Doesn't make any sense

"Do you know when the Mongols ruled China?"

"Well, perhaps we can ask them!"

Even if you have a time machine at your fingertips, wouldn't you STILL have to know at least approximately 'where' (or 'when') to go to FIND the Mongols to ask them?

So if you have to know that much anyway, you have to have an easier way of obtaining such historical information, so why bother asking them, when there's clearly an easier way to get this information?

I mean, if you have (from somewhere, where exactly?) enough information to know when the Mongols even existed as an empire, why would you have to suddenly go all the way to the mongols themselves to ask questions about the time periods and eras of their conquest?

Also, would the Mongols that just started ruling China (you can't go ask the Mongols BEFORE they ruled China, because how the heck would they know?) really know exactly how long their reign will last? They can't know the future, but a time traveler should be able to.

So asking them would AT BEST give you the 'starting date' of their rule, not answer the whole 'when did they rule' question.

Furthermore, are people like Bill and Ted from San Dimas really going to be able to not only speak the Mongolian language (whatever language they spoke back then), but also understand THEIR calendar and calculation of time (even the Chinese moon calendar of the era differs greatly from the Julian calendar of modern times), AND be able to convert/translate that information to modern format..

..AND also understand Mongolian culture and everyday life to be able to understand any answer the Mongols might - - OR MIGHT NOT - - freely give them?

In what kind of situation and position, location and time can these two doofuses really ORGANICALLY and naturally ask the Mongols such a thing?

To add to all of this, just HOW suspicious would these two seem to the Mongols? They're dressed completely strangely, they speak strange language in strange voice, strange intonation, and they do strange gestures all of the time. But most importantly, even if all those problems were somehow solved;

HOW suspicious would someone be that doesn't know such a MAJOR fact about their 'great dear leader''s most recent and excellent conquest?

It makes _NO_ sense to just 'go ask the Mongols', and it makes so much more sense to acquire this information pretty much _ANY_OTHER_WAY_.

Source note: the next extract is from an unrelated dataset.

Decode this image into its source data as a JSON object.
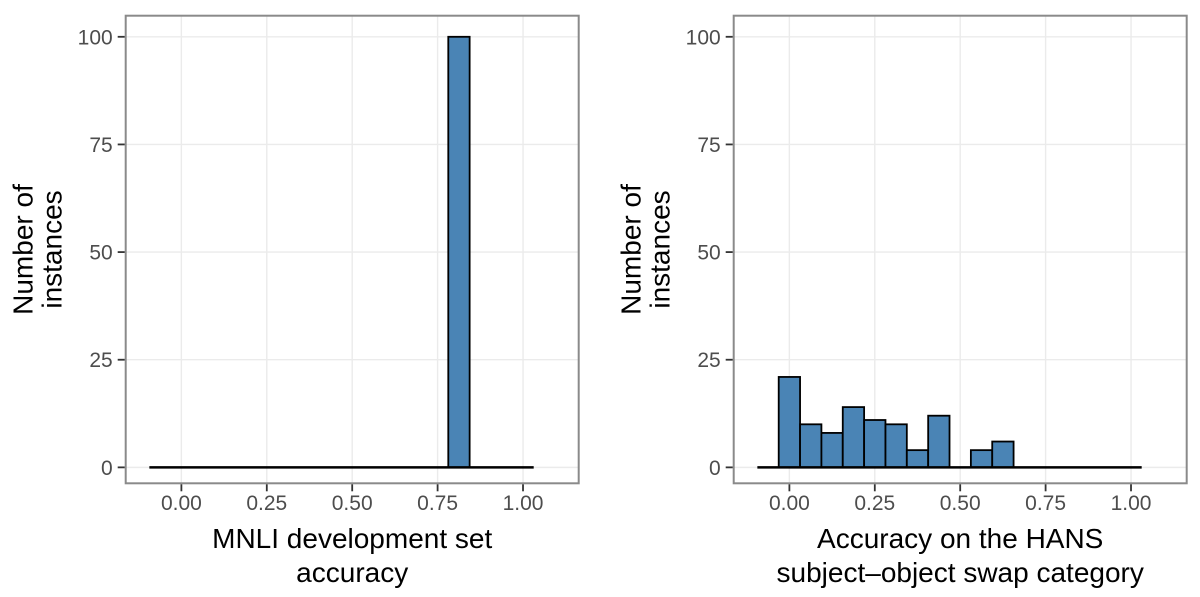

Even going to 1989 San Dimas library one day earlier or 10 years earlier would still be easier and make more sense, give more information in an immediately digestible way, etc. etc.

This part makes NO SENSE whatsoever!

But everything else is perfectly logical and cool. Beethoven would love 1980s synths.


It’s a silly comedy. You are overthinking this way too much.


Agreed. WAAAAAAAAY too much!


If the film had been intended to be an academic guide on how to do historical research, it would have failed. However, as a goofy comedy, it succeeded most excellently.


I don't think Rufus was being literal. It was just a throwaway line, rather than having him giving them the exact dates they required and then saying; "By the way, this is a time machine and we're going to go back in time to help you with your history report."


I used to think along the lines of the OP, but I'm more in agreement with you now. It's less of a literal "go investigate the actual start and end dates of the Mongolian rule," and more of a "you want to know history, go experience it for yourselves" kind of thing.



It's just a cool line, and a way of Rufus introducing the idea of experiencing history.


it's not supposed to make sense. It's just supposed to be fun and entertaining.